Marathon, which pumps from the Permian, Bakken and other major U.S. shale fields, was the latest in a string of oil producers to trim spending plans as crude prices have yet to hit levels expected when budgets were set earlier this year.
Still, Marathon said its use of new technology and processes should help it pump more this year, and the company raised its forecast for shale production.
Shares rose 1.9 percent to $12.27 in after-hours trading.
"Our operational momentum has us well positioned to continue our sequential growth in the resource plays into 2018, with an objective to live within cash flows," CEO Lee Tillman said in a statement.
For the second quarter, the company posted a net loss of $139 million, or 16 cents per share, compared with $170 million, or 20 cents per share, a year ago.
Excluding one-time items, the company lost 15 cents per share. That loss matched analyst expectations, according to Thomson Reuters I/B/E/S.
The Houston-based company cut its 2017 capital budget to a range of $2.1 billion to $2.2 billion.
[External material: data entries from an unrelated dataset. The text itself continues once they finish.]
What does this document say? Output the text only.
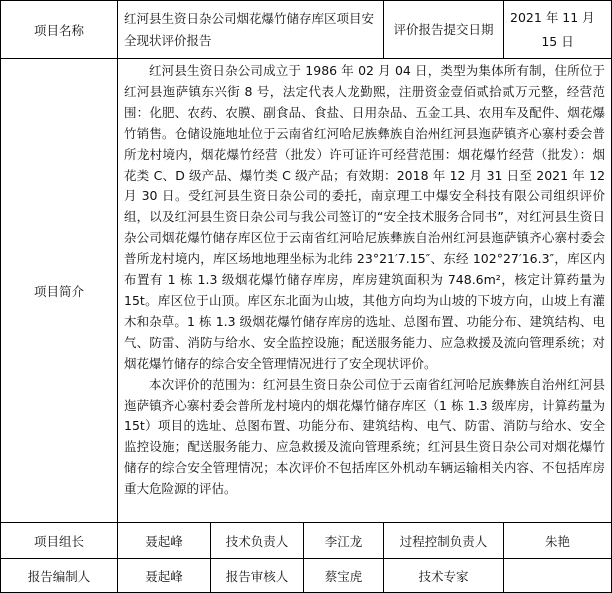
项目名称	红河县生资日杂公司烟花爆竹储存库区项目安全现状评价报告			评价报告提交日期	2021 年 11 月
15 日

项目简介	红河县生资日杂公司成立于 1986 年 02 月 04 日，类型为集体所有制，住所位于红河县迤萨镇东兴街 8 号，法定代表人龙勤熙，注册资金壹佰贰拾贰万元整，经营范围：化肥、农药、农膜、副食品、食盐、日用杂品、五金工具、农用车及配件、烟花爆竹销售。仓储设施地址位于云南省红河哈尼族彝族自治州红河县迤萨镇齐心寨村委会普所龙村境内，烟花爆竹经营（批发）许可证许可经营范围：烟花爆竹经营（批发）：烟花类 C、D 级产品、爆竹类 C 级产品；有效期：2018 年 12 月 31 日至 2021 年 12 月 30 日。受红河县生资日杂公司的委托，南京理工中爆安全科技有限公司组织评价组，以及红河县生资日杂公司与我公司签订的“安全技术服务合同书”，对红河县生资日杂公司烟花爆竹储存库区位于云南省红河哈尼族彝族自治州红河县迤萨镇齐心寨村委会普所龙村境内，库区场地地理坐标为北纬 23°21′7.15″、东经 102°27′16.3″，库区内布置有 1 栋 1.3 级烟花爆竹储存库房，库房建筑面积为 748.6m²，核定计算药量为 15t。库区位于山顶。库区东北面为山坡，其他方向均为山坡的下坡方向，山坡上有灌木和杂草。1 栋 1.3 级烟花爆竹储存库房的选址、总图布置、功能分布、建筑结构、电气、防雷、消防与给水、安全监控设施；配送服务能力、应急救援及流向管理系统；对烟花爆竹储存的综合安全管理情况进行了安全现状评价。

本次评价的范围为：红河县生资日杂公司位于云南省红河哈尼族彝族自治州红河县迤萨镇齐心寨村委会普所龙村境内的烟花爆竹储存库区（1 栋 1.3 级库房，计算药量为 15t）项目的选址、总图布置、功能分布、建筑结构、电气、防雷、消防与给水、安全监控设施；配送服务能力、应急救援及流向管理系统；红河县生资日杂公司对烟花爆竹储存的综合安全管理情况；本次评价不包括库区外机动车辆运输相关内容、不包括库房重大危险源的评估。				

项目组长	聂起峰	技术负责人	李江龙	过程控制负责人	朱艳
报告编制人	聂起峰	报告审核人	蔡宝虎	技术专家	
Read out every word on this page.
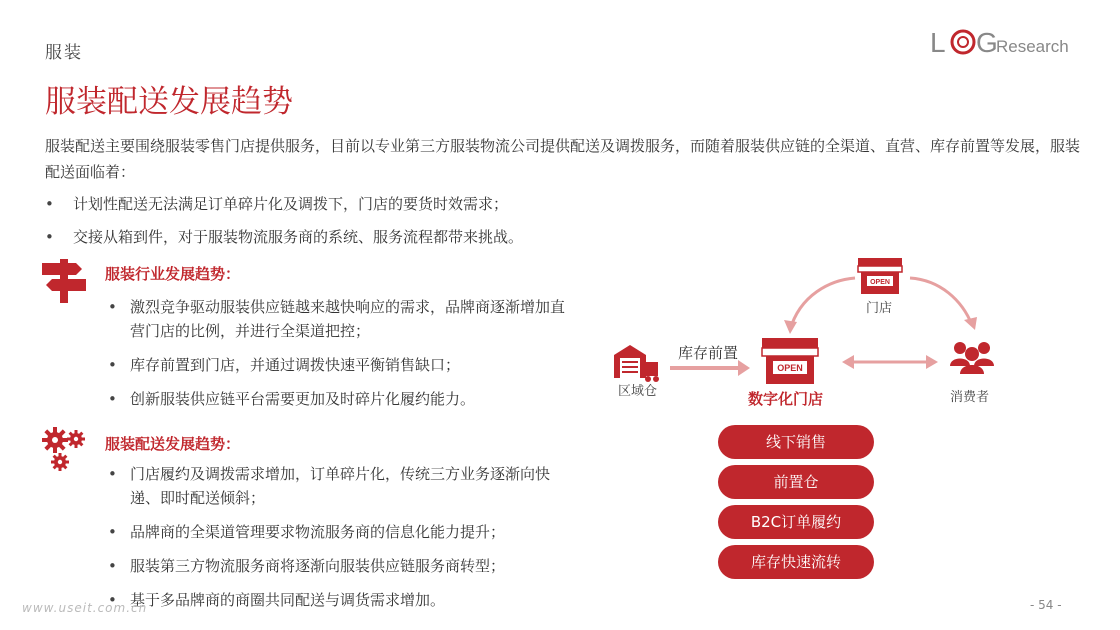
服装	L G
Research
服装配送发展趋势
服装配送主要围绕服装零售门店提供服务，目前以专业第三方服装物流公司提供配送及调拨服务，而随着服装供应链的全渠道、直营、库存前置等发展，服装配送面临着：
• 计划性配送无法满足订单碎片化及调拨下，门店的要货时效需求；
• 交接从箱到件，对于服装物流服务商的系统、服务流程都带来挑战。
服装行业发展趋势：
• 激烈竞争驱动服装供应链越来越快响应的需求，品牌商逐渐增加直营门店的比例，并进行全渠道把控；
• 库存前置到门店，并通过调拨快速平衡销售缺口；
• 创新服装供应链平台需要更加及时碎片化履约能力。
服装配送发展趋势：
• 门店履约及调拨需求增加，订单碎片化，传统三方业务逐渐向快递、即时配送倾斜；
• 品牌商的全渠道管理要求物流服务商的信息化能力提升；
• 服装第三方物流服务商将逐渐向服装供应链服务商转型；
• 基于多品牌商的商圈共同配送与调货需求增加。
OPEN
OPEN
区域仓
库存前置
门店
数字化门店	消费者
线下销售
前置仓
B2C订单履约
库存快速流转
www.useit.com.cn	- 54 -
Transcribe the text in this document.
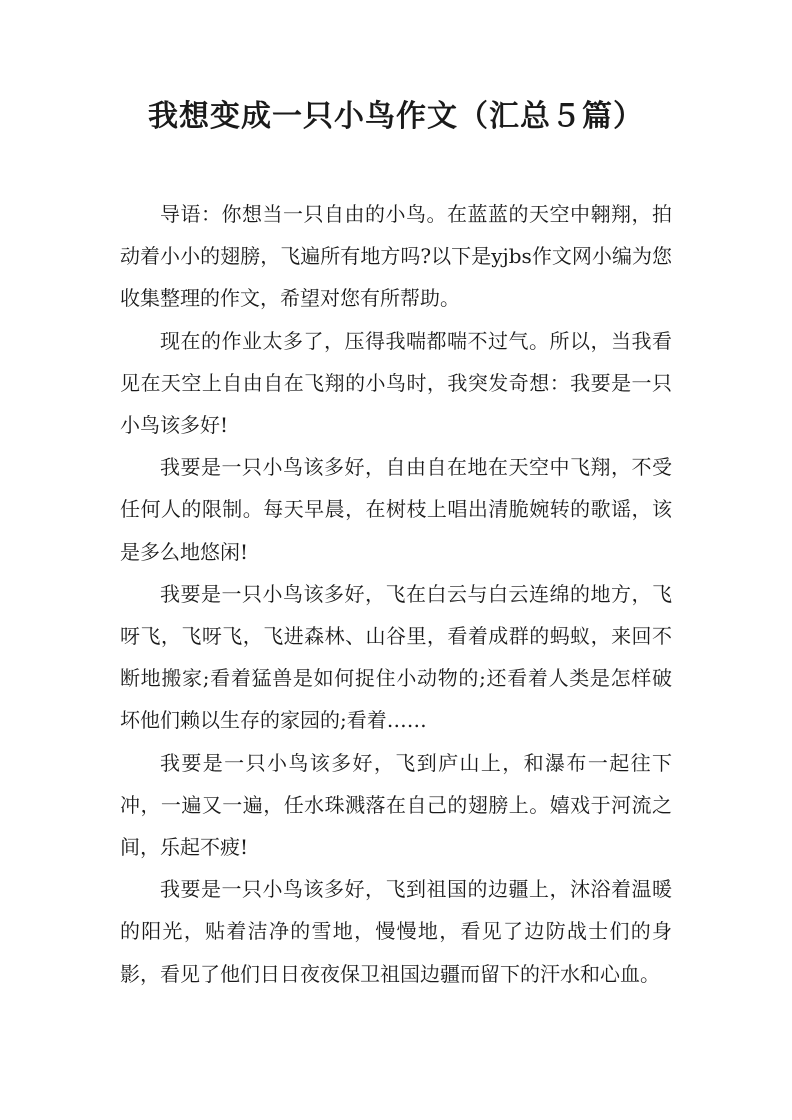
我想变成一只小鸟作文（汇总５篇）

导语：你想当一只自由的小鸟。在蓝蓝的天空中翱翔，拍动着小小的翅膀，飞遍所有地方吗?以下是yjbs作文网小编为您收集整理的作文，希望对您有所帮助。

现在的作业太多了，压得我喘都喘不过气。所以，当我看见在天空上自由自在飞翔的小鸟时，我突发奇想：我要是一只小鸟该多好!

我要是一只小鸟该多好，自由自在地在天空中飞翔，不受任何人的限制。每天早晨，在树枝上唱出清脆婉转的歌谣，该是多么地悠闲!

我要是一只小鸟该多好，飞在白云与白云连绵的地方，飞呀飞，飞呀飞，飞进森林、山谷里，看着成群的蚂蚁，来回不断地搬家;看着猛兽是如何捉住小动物的;还看着人类是怎样破坏他们赖以生存的家园的;看着……

我要是一只小鸟该多好，飞到庐山上，和瀑布一起往下冲，一遍又一遍，任水珠溅落在自己的翅膀上。嬉戏于河流之间，乐起不疲!

我要是一只小鸟该多好，飞到祖国的边疆上，沐浴着温暖的阳光，贴着洁净的雪地，慢慢地，看见了边防战士们的身影，看见了他们日日夜夜保卫祖国边疆而留下的汗水和心血。
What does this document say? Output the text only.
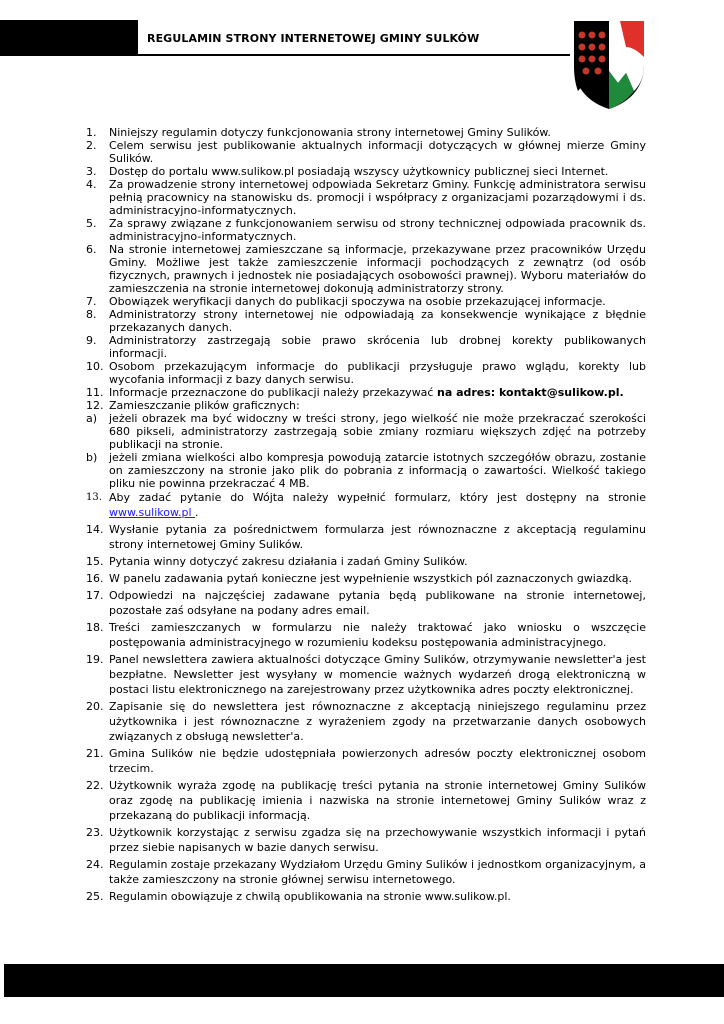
REGULAMIN STRONY INTERNETOWEJ GMINY SULKÓW
1.	Niniejszy regulamin dotyczy funkcjonowania strony internetowej Gminy Sulików.
2.	Celem serwisu jest publikowanie aktualnych informacji dotyczących w głównej mierze Gminy Sulików.
3.	Dostęp do portalu www.sulikow.pl posiadają wszyscy użytkownicy publicznej sieci Internet.
4.	Za prowadzenie strony internetowej odpowiada Sekretarz Gminy. Funkcję administratora serwisu pełnią pracownicy na stanowisku ds. promocji i współpracy z organizacjami pozarządowymi i ds. administracyjno-informatycznych.
5.	Za sprawy związane z funkcjonowaniem serwisu od strony technicznej odpowiada pracownik ds. administracyjno-informatycznych.
6.	Na stronie internetowej zamieszczane są informacje, przekazywane przez pracowników Urzędu Gminy. Możliwe jest także zamieszczenie informacji pochodzących z zewnątrz (od osób fizycznych, prawnych i jednostek nie posiadających osobowości prawnej). Wyboru materiałów do zamieszczenia na stronie internetowej dokonują administratorzy strony.
7.	Obowiązek weryfikacji danych do publikacji spoczywa na osobie przekazującej informacje.
8.	Administratorzy strony internetowej nie odpowiadają za konsekwencje wynikające z błędnie przekazanych danych.
9.	Administratorzy zastrzegają sobie prawo skrócenia lub drobnej korekty publikowanych informacji.
10. Osobom przekazującym informacje do publikacji przysługuje prawo wglądu, korekty lub wycofania informacji z bazy danych serwisu.
11. Informacje przeznaczone do publikacji należy przekazywać na adres: kontakt@sulikow.pl.
12. Zamieszczanie plików graficznych:
a)	jeżeli obrazek ma być widoczny w treści strony, jego wielkość nie może przekraczać szerokości 680 pikseli, administratorzy zastrzegają sobie zmiany rozmiaru większych zdjęć na potrzeby publikacji na stronie.
b)	jeżeli zmiana wielkości albo kompresja powodują zatarcie istotnych szczegółów obrazu, zostanie on zamieszczony na stronie jako plik do pobrania z informacją o zawartości. Wielkość takiego pliku nie powinna przekraczać 4 MB.
13. Aby zadać pytanie do Wójta należy wypełnić formularz, który jest dostępny na stronie www.sulikow.pl .
14. Wysłanie pytania za pośrednictwem formularza jest równoznaczne z akceptacją regulaminu strony internetowej Gminy Sulików.
15. Pytania winny dotyczyć zakresu działania i zadań Gminy Sulików.
16. W panelu zadawania pytań konieczne jest wypełnienie wszystkich pól zaznaczonych gwiazdką.
17. Odpowiedzi na najczęściej zadawane pytania będą publikowane na stronie internetowej, pozostałe zaś odsyłane na podany adres email.
18. Treści zamieszczanych w formularzu nie należy traktować jako wniosku o wszczęcie postępowania administracyjnego w rozumieniu kodeksu postępowania administracyjnego.
19. Panel newslettera zawiera aktualności dotyczące Gminy Sulików, otrzymywanie newsletter'a jest bezpłatne. Newsletter jest wysyłany w momencie ważnych wydarzeń drogą elektroniczną w postaci listu elektronicznego na zarejestrowany przez użytkownika adres poczty elektronicznej.
20. Zapisanie się do newslettera jest równoznaczne z akceptacją niniejszego regulaminu przez użytkownika i jest równoznaczne z wyrażeniem zgody na przetwarzanie danych osobowych związanych z obsługą newsletter'a.
21. Gmina Sulików nie będzie udostępniała powierzonych adresów poczty elektronicznej osobom trzecim.
22. Użytkownik wyraża zgodę na publikację treści pytania na stronie internetowej Gminy Sulików oraz zgodę na publikację imienia i nazwiska na stronie internetowej Gminy Sulików wraz z przekazaną do publikacji informacją.
23. Użytkownik korzystając z serwisu zgadza się na przechowywanie wszystkich informacji i pytań przez siebie napisanych w bazie danych serwisu.
24. Regulamin zostaje przekazany Wydziałom Urzędu Gminy Sulików i jednostkom organizacyjnym, a także zamieszczony na stronie głównej serwisu internetowego.
25. Regulamin obowiązuje z chwilą opublikowania na stronie www.sulikow.pl.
Marathon previously had said it would spend $2.4 billion this year.
Production, excluding Libya operations, rose about 2 percent to 349,000 barrels of oil equivalent per day.
For the year, Marathon said its production in the U.S., where it operates across four major shale basins, should rise 23 percent to 27 percent this year, up from a prior forecast for a 20 percent to 25 percent increase.
The company plans to hold a conference call with investors on Aug. 3 to discuss the quarterly results.